Patjar Merah, Hidupkan Gudang Mati dengan Literasi

Festival kecil literasi dan pasar buku Patjar Merah digelar beberapa hari yang lalu di Yogyakarta tepatnya di Jalan Gedong Kuning No. 118, Kotagede, Yogyakarta. Acara tersebut berlangsung sejak 2 Maret 2019 hingga 10 Maret 2019. Berlokasi di bekas gudang tidak terpakai di daerah Gedong Kuning, acara ini tidak lain bertujuan untuk mengembangkan literasi dimana saja termasuk di sebuah gudang.

Patjar Merah menghadirkan sejumlah narasumber ternama untuk meliterasi selama 9 hari dengan beragam tema. Tak hanya kegiatan meliterasi, acara ini pun menggelar lokakarya seperti penulisan kreatif, fotografi, membangun personal branding, menulis dan berbicara, dan penulisan skrip film. Acara yang juga merupakan pasar buku ini menghadirkan buku-buku dari para penerbit mayor maupun indie di Indonesia. Dalam postingan akun instagram @patjarmerah_id, terdapat 8000 judul atau sejuta buku yang dipasarkan dengan potongan harga sebesar 30%-80%. Buku-buku ini pun dikelompokkan ke dalam beberapa kategori diantaranya sosial politik, buku anak, bahasa, kesehatan, keterampilan, motivasi dan bisnis, novel, masakan, dan parenting.

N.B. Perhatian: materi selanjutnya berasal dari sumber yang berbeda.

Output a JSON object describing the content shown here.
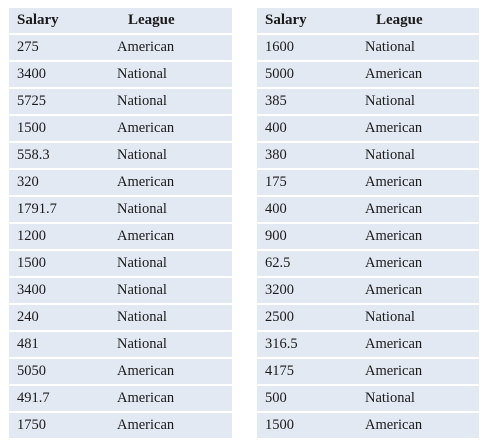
{
  "columns": {
    "salary": "Salary",
    "league": "League"
  },
  "left_table": [
    {
      "salary": "275",
      "league": "American"
    },
    {
      "salary": "3400",
      "league": "National"
    },
    {
      "salary": "5725",
      "league": "National"
    },
    {
      "salary": "1500",
      "league": "American"
    },
    {
      "salary": "558.3",
      "league": "National"
    },
    {
      "salary": "320",
      "league": "American"
    },
    {
      "salary": "1791.7",
      "league": "National"
    },
    {
      "salary": "1200",
      "league": "American"
    },
    {
      "salary": "1500",
      "league": "National"
    },
    {
      "salary": "3400",
      "league": "National"
    },
    {
      "salary": "240",
      "league": "National"
    },
    {
      "salary": "481",
      "league": "National"
    },
    {
      "salary": "5050",
      "league": "American"
    },
    {
      "salary": "491.7",
      "league": "American"
    },
    {
      "salary": "1750",
      "league": "American"
    }
  ],
  "right_table": [
    {
      "salary": "1600",
      "league": "National"
    },
    {
      "salary": "5000",
      "league": "American"
    },
    {
      "salary": "385",
      "league": "National"
    },
    {
      "salary": "400",
      "league": "American"
    },
    {
      "salary": "380",
      "league": "National"
    },
    {
      "salary": "175",
      "league": "American"
    },
    {
      "salary": "400",
      "league": "American"
    },
    {
      "salary": "900",
      "league": "American"
    },
    {
      "salary": "62.5",
      "league": "American"
    },
    {
      "salary": "3200",
      "league": "American"
    },
    {
      "salary": "2500",
      "league": "National"
    },
    {
      "salary": "316.5",
      "league": "American"
    },
    {
      "salary": "4175",
      "league": "American"
    },
    {
      "salary": "500",
      "league": "National"
    },
    {
      "salary": "1500",
      "league": "American"
    }
  ],
  "colors": {
    "row_background": "#e3e9f3",
    "text": "#1a1a1a"
  }
}
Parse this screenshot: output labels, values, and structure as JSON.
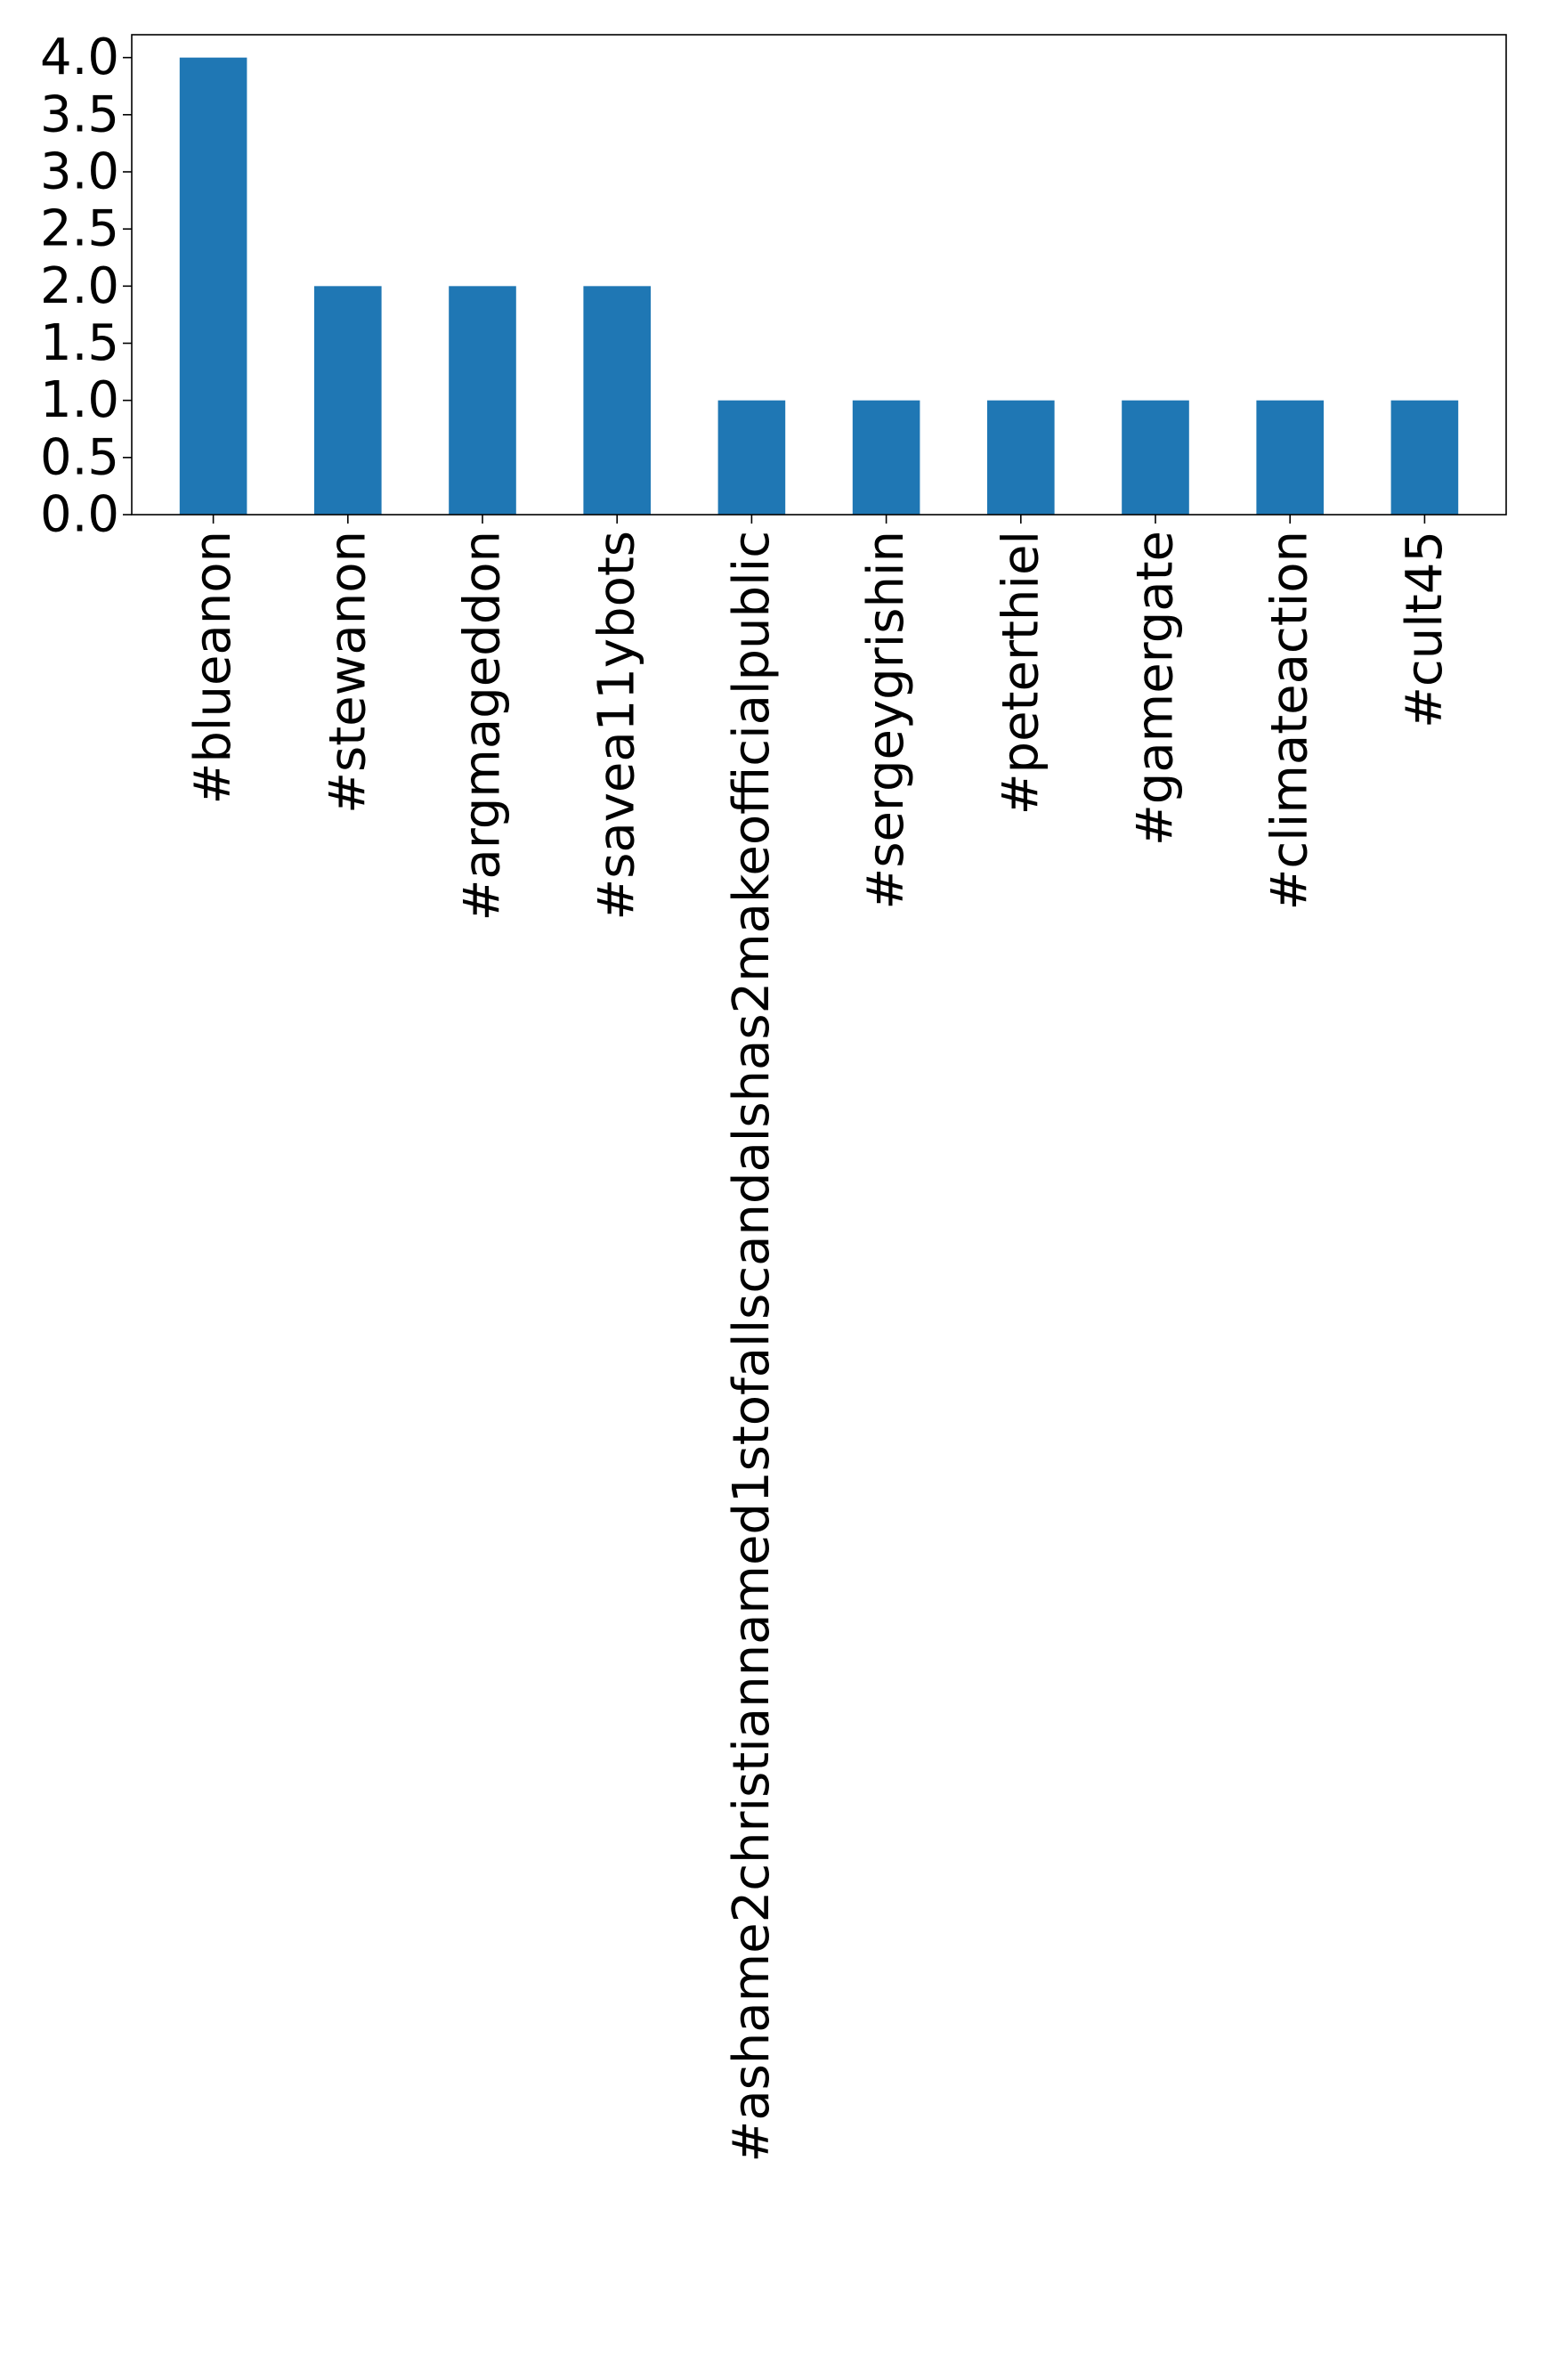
{
  "chart_data": {
    "type": "bar",
    "categories": [
      "#blueanon",
      "#stewanon",
      "#argmageddon",
      "#savea11ybots",
      "#ashame2christiannamed1stofallscandalshas2makeofficialpublic",
      "#sergeygrishin",
      "#peterthiel",
      "#gamergate",
      "#climateaction",
      "#cult45"
    ],
    "values": [
      4,
      2,
      2,
      2,
      1,
      1,
      1,
      1,
      1,
      1
    ],
    "ylim": [
      0,
      4.2
    ],
    "yticks": [
      0.0,
      0.5,
      1.0,
      1.5,
      2.0,
      2.5,
      3.0,
      3.5,
      4.0
    ],
    "ytick_labels": [
      "0.0",
      "0.5",
      "1.0",
      "1.5",
      "2.0",
      "2.5",
      "3.0",
      "3.5",
      "4.0"
    ],
    "bar_color": "#1f77b4",
    "grid": false,
    "legend": "none"
  }
}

Kamis, 7 Maret 2019 lalu, saya berkunjung ke Patjar Merah untuk mengikuti salah satu pembahasan menarik di gudang mati tersebut. Patjar Merah mengundang 3 narasumber dalam sesi Obrolan Patjar yang bercerita tentang Kisah Tanah Jawa. Ketiganya merupakan tim penulis buku Kisah Tanah Jawa terbitan Gagas Media, yaitu Hari Hao, Bonaventura Genta, dan Mada Zidan. Selama Obrolan Patjar berlangsung, pengunjung terlihat sangat ramai berkerumun sehingga menutupi ketiga narasumber. Ketiga narasumber berbagi kisah mengenai fenomena kesurupan, stigma benda-benda kramat atau magis, dan filosofi sesaji. Tak hanya bercerita, mereka pun memberikan kesempatan kepada pengunjung untuk bertanya. Banyak dari pengunjung yang tertarik untuk bertanya dan diantaranya mengajukan pertanyaan seputar keganjilan-keganjilan yang pernah mereka alami untuk ditelaah oleh tim Kisah Tanah Jawa. Obrolan berlangsung cukup seru dan menarik pengunjung untuk ikut mendengarkan dengan seksama dan berinteraksi langsung dengan mengajukan pertanyaan.


Pengunjung memadati area perbincangan yang diisi tim Kisah Tanah Jawa
Sembari mendengarkan obrolan, saya pun berkeliling melihat-lihat buku pameran. Saya tertarik dengan dekorasi yang digunakan di Patjar Merah sejak menginjakkan kaki pertama kali. Seperti namanya, warna dominan yang diaplikasikan di acara ini adalah merah. Dari depan gudang, terpampang papan besar berwarna merah sebagai gerbang Patjar Merah yang megah. Memasuki area gudang, terdapat tempat penitipan barang di sebelah kiri dan kasir di sebelah kanan. Terdapat pajangan merchandise Patjar Merah yang bisa dibeli pengunjung di area depan. Ada pula spot foto yang disediakan backdrop untuk memfasilitasi pengunjung yang ingin mengambil gambar. Terdapat pula kipas angin blower di beberapa titik untuk memberikan kesegaran kepada pengunjung yang kegerahan selama berada di dalam gudang yang cukup pengap tersebut. Meja display buku diletakkan dengan berurutan dan berdekatan dengan sesama kategorinya sehingga memudahkan pengunjung untuk mencari buku.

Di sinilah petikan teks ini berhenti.